No Flowers, No Wreaths opens and concludes with funerals. It is not only the mundkars who are absented from the stage, but also Leopoldina, whose demise has already occurred before the curtain rises (and, again, one may recall the absence of de Santa Rita Vás from the stage at the translation’s release). Nonetheless, the deceased woman’s phantom presence haunts the family as the weight of conscience, causing her brother to unburden his soul before the final curtain. These drapes, however, are not the furnishings of the stage, but the fabric of surrender. “Rid this house of all white cloth!” he orders of his family in a broken voice. “White cloth, white for the soldiers who file past with raised arms at the hour of my death… file past before a dead man who will have no grave!”.
As Indian troops march into Goa, Salú makes a final attempt at self-redemption by confessing his long-held secret to his wife, Angélica. As the Portuguese era of Goa’s history comes to a close, Salú is forced to witness his own legacy diminish. Simultaneously, he asks that the vanquished forces be equipped with the symbols of defeat – linens of white – so that they may not be harmed by the invaders. In their whiteness, these makeshift flags also signal the retrenchment of racial and class supremacy. Upon hearing his secret, Angélica does not forgive her husband. She informs him that his coffin’s exit from the family home will be accompanied “with no flowers, no wreaths”. As the old guard recedes, the play’s younger characters hope that the Goa they will inherit under the Indian regime will not “be destroyed”.

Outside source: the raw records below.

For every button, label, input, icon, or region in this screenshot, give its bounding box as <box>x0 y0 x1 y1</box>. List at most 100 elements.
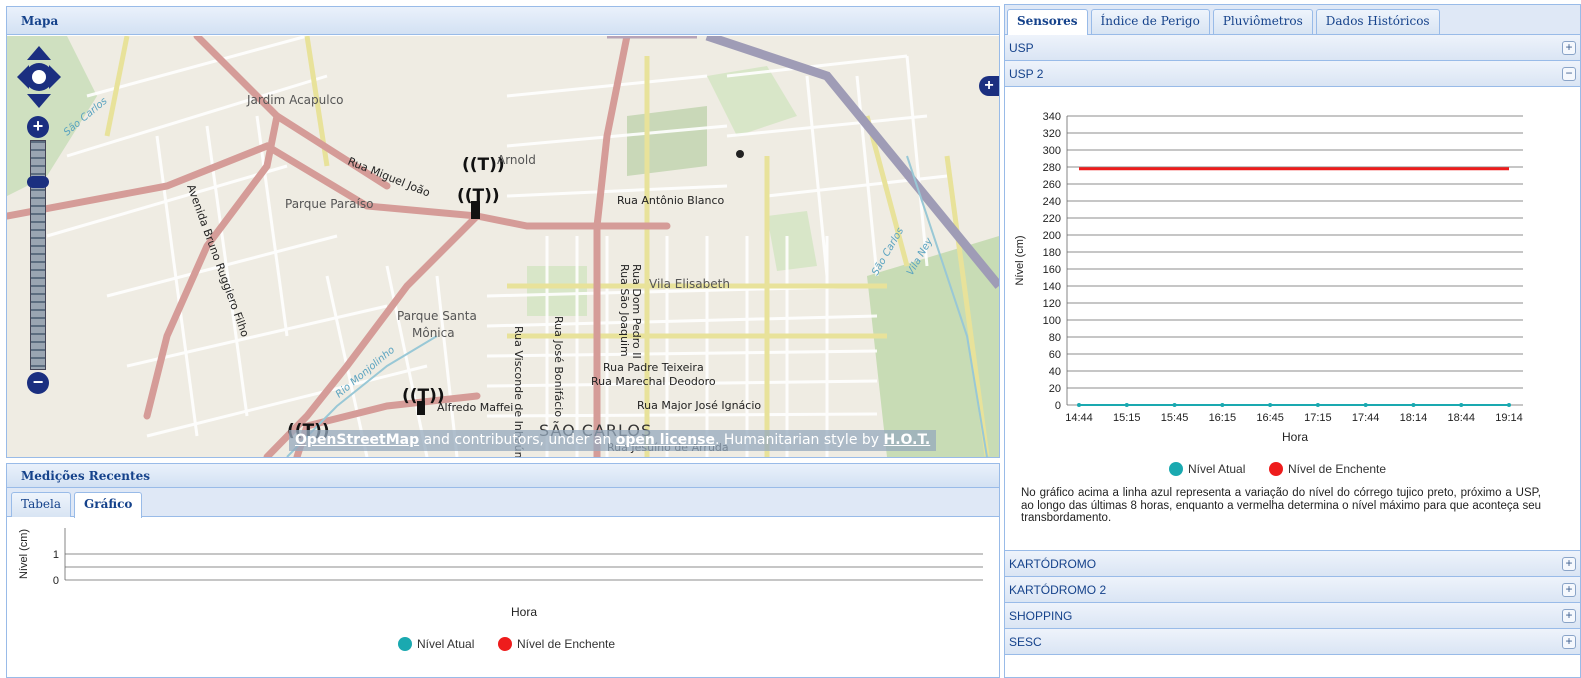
map-panel: Mapa ((T)) ((T)) ((T)) Jardim Acapulco P… <box>6 6 1000 458</box>
y-tick-label: 240 <box>1043 196 1061 208</box>
x-axis-label: Hora <box>1282 430 1308 444</box>
map-label-rua-marechal: Rua Marechal Deodoro <box>591 375 716 388</box>
series-point <box>1363 403 1368 407</box>
map-label-jardim: Jardim Acapulco <box>246 93 344 107</box>
sensor-header-usp[interactable]: USP + <box>1005 35 1580 61</box>
attribution-text-2: . Humanitarian style by <box>714 432 884 448</box>
map-label-rua-major: Rua Major José Ignácio <box>637 399 761 412</box>
sensor-chart: 0 20 40 60 80 100 120 140 160 180 200 220 240 260 280 3… <box>1014 111 1523 476</box>
recent-chart: 0 1 Hora Nível (cm) Nível Atual Nível de Ench… <box>18 528 983 651</box>
sensor-name: SHOPPING <box>1009 609 1073 623</box>
y-tick-label: 120 <box>1043 298 1061 310</box>
sensor-header-shopping[interactable]: SHOPPING + <box>1005 603 1580 629</box>
series-point <box>1268 403 1273 407</box>
legend-atual-marker <box>1169 462 1183 476</box>
tab-indice-de-perigo[interactable]: Índice de Perigo <box>1090 9 1210 34</box>
y-tick-label: 280 <box>1043 162 1061 174</box>
layer-switcher-button[interactable]: + <box>979 76 999 96</box>
legend-enchente-marker <box>498 637 512 651</box>
expand-icon[interactable]: + <box>1562 583 1576 597</box>
map-canvas[interactable]: ((T)) ((T)) ((T)) ((T)) Jardim Acapulco … <box>7 36 999 457</box>
x-axis-label: Hora <box>511 605 537 619</box>
x-tick-label: 18:14 <box>1400 412 1428 424</box>
expand-icon[interactable]: + <box>1562 635 1576 649</box>
y-axis-label: Nível (cm) <box>18 529 30 579</box>
legend-enchente-marker <box>1269 462 1283 476</box>
zoom-out-button[interactable]: − <box>27 372 49 394</box>
map-attribution: OpenStreetMap and contributors, under an… <box>289 430 937 451</box>
pan-control[interactable] <box>17 46 61 108</box>
sensor-name: USP 2 <box>1009 67 1044 81</box>
map-label-rua-antonio: Rua Antônio Blanco <box>617 194 725 207</box>
zoom-slider[interactable] <box>27 176 49 188</box>
sensor-header-kartodromo-2[interactable]: KARTÓDROMO 2 + <box>1005 577 1580 603</box>
sensor-header-usp-2[interactable]: USP 2 − <box>1005 61 1580 87</box>
map-label-rua-padre: Rua Padre Teixeira <box>603 361 704 374</box>
attribution-link-osm[interactable]: OpenStreetMap <box>295 432 419 448</box>
map-view[interactable]: ((T)) ((T)) ((T)) ((T)) Jardim Acapulco … <box>7 36 999 457</box>
map-label-rua-jose-bonifacio: Rua José Bonifácio <box>552 316 565 417</box>
attribution-link-license[interactable]: open license <box>616 432 715 448</box>
legend-atual-marker <box>398 637 412 651</box>
legend-enchente-label: Nível de Enchente <box>517 637 615 651</box>
collapse-icon[interactable]: − <box>1562 67 1576 81</box>
expand-icon[interactable]: + <box>1562 557 1576 571</box>
x-tick-label: 18:44 <box>1447 412 1475 424</box>
y-tick-label: 20 <box>1049 383 1061 395</box>
left-column: Mapa ((T)) ((T)) ((T)) Jardim Acapulco P… <box>0 0 1000 678</box>
x-tick-label: 17:15 <box>1304 412 1332 424</box>
zoom-bar[interactable]: + − <box>27 116 51 396</box>
y-tick-label: 40 <box>1049 366 1061 378</box>
sensor-body-usp-2: 0 20 40 60 80 100 120 140 160 180 200 220 240 260 280 3… <box>1005 87 1580 551</box>
map-label-santa-monica-2: Mônica <box>412 326 455 340</box>
attribution-link-hot[interactable]: H.O.T. <box>884 432 931 448</box>
zoom-in-button[interactable]: + <box>27 116 49 138</box>
map-label-rua-alfredo: Alfredo Maffei <box>437 401 513 414</box>
chart-description: No gráfico acima a linha azul representa… <box>1021 487 1541 524</box>
expand-icon[interactable]: + <box>1562 609 1576 623</box>
series-point <box>1459 403 1464 407</box>
y-tick-label: 1 <box>53 549 59 561</box>
x-tick-label: 16:45 <box>1256 412 1284 424</box>
sensor-name: KARTÓDROMO <box>1009 557 1097 571</box>
x-tick-label: 19:14 <box>1495 412 1523 424</box>
map-label-arnold: Arnold <box>497 153 536 167</box>
series-point <box>1411 403 1416 407</box>
tab-sensores[interactable]: Sensores <box>1007 9 1088 35</box>
zoom-track[interactable] <box>30 140 46 370</box>
tab-grafico[interactable]: Gráfico <box>74 492 143 518</box>
y-tick-label: 300 <box>1043 145 1061 157</box>
x-tick-label: 14:44 <box>1065 412 1093 424</box>
legend-atual-label: Nível Atual <box>1188 462 1245 476</box>
tab-pluviometros[interactable]: Pluviômetros <box>1212 9 1313 34</box>
attribution-text: and contributors, under an <box>419 432 616 448</box>
y-axis-label: Nível (cm) <box>1014 235 1026 285</box>
y-tick-label: 200 <box>1043 230 1061 242</box>
sensor-header-sesc[interactable]: SESC + <box>1005 629 1580 655</box>
map-label-santa-monica-1: Parque Santa <box>397 309 477 323</box>
tab-dados-historicos[interactable]: Dados Históricos <box>1315 9 1440 34</box>
expand-icon[interactable]: + <box>1562 41 1576 55</box>
y-tick-label: 180 <box>1043 247 1061 259</box>
legend-enchente-label: Nível de Enchente <box>1288 462 1386 476</box>
map-panel-title: Mapa <box>7 7 999 35</box>
y-tick-label: 220 <box>1043 213 1061 225</box>
map-label-rua-sao-joaquim: Rua São Joaquim <box>618 264 631 357</box>
right-column: Sensores Índice de Perigo Pluviômetros D… <box>1004 4 1581 678</box>
sensor-name: KARTÓDROMO 2 <box>1009 583 1107 597</box>
map-label-vila-elisabeth: Vila Elisabeth <box>649 277 730 291</box>
sensor-name: SESC <box>1009 635 1042 649</box>
y-tick-label: 0 <box>1055 400 1061 412</box>
recent-panel-title: Medições Recentes <box>7 464 999 488</box>
right-tab-strip: Sensores Índice de Perigo Pluviômetros D… <box>1005 5 1580 35</box>
sensor-header-kartodromo[interactable]: KARTÓDROMO + <box>1005 551 1580 577</box>
series-point <box>1077 403 1081 407</box>
tab-tabela[interactable]: Tabela <box>11 492 72 517</box>
x-tick-label: 15:15 <box>1113 412 1141 424</box>
y-tick-label: 80 <box>1049 332 1061 344</box>
series-point <box>1220 403 1225 407</box>
y-tick-label: 60 <box>1049 349 1061 361</box>
x-tick-label: 15:45 <box>1161 412 1189 424</box>
map-label-paraiso: Parque Paraíso <box>285 197 373 211</box>
y-tick-label: 100 <box>1043 315 1061 327</box>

In this year of the 70th anniversary of India’s independence from the British, that a Portuguese Prime Minister of Goan origin should come to the land of his father’s origin to release a play about the Indian annexation of once Portuguese Goa reverberates in No Flowers, No Wreaths’ concerns about Goa’s future in the decolonial era. That Goa traded one colonialism for another, making it a colony of a post-colony, is a matter that bears recognition in how studies of post-colonialism ought to regard the difference of Goa from the rest of India. Works like this translation of da Costa’s play give Goa’s Lusophone literature a new lease on life while opening a window into the region’s past for a contemporary generation of readers. Had this publication included a listing of performances of the play, it would have been an added asset, especially for those who might use the text dramaturgically. And as for Prime Minister da Costa’s dramatic proclamation at the proceedings of the 14th Pravasi Bharatiya Divas, during his Indian visit, that he is “a proud person of Indian origin”, one must see it as a performance on the stage of globalization. As Sem Flores Nem Coroas points out, legacies are as much acts of remembrance as of amnesia, and that the final curtain is only a prelude to uncertainty in times of precarity.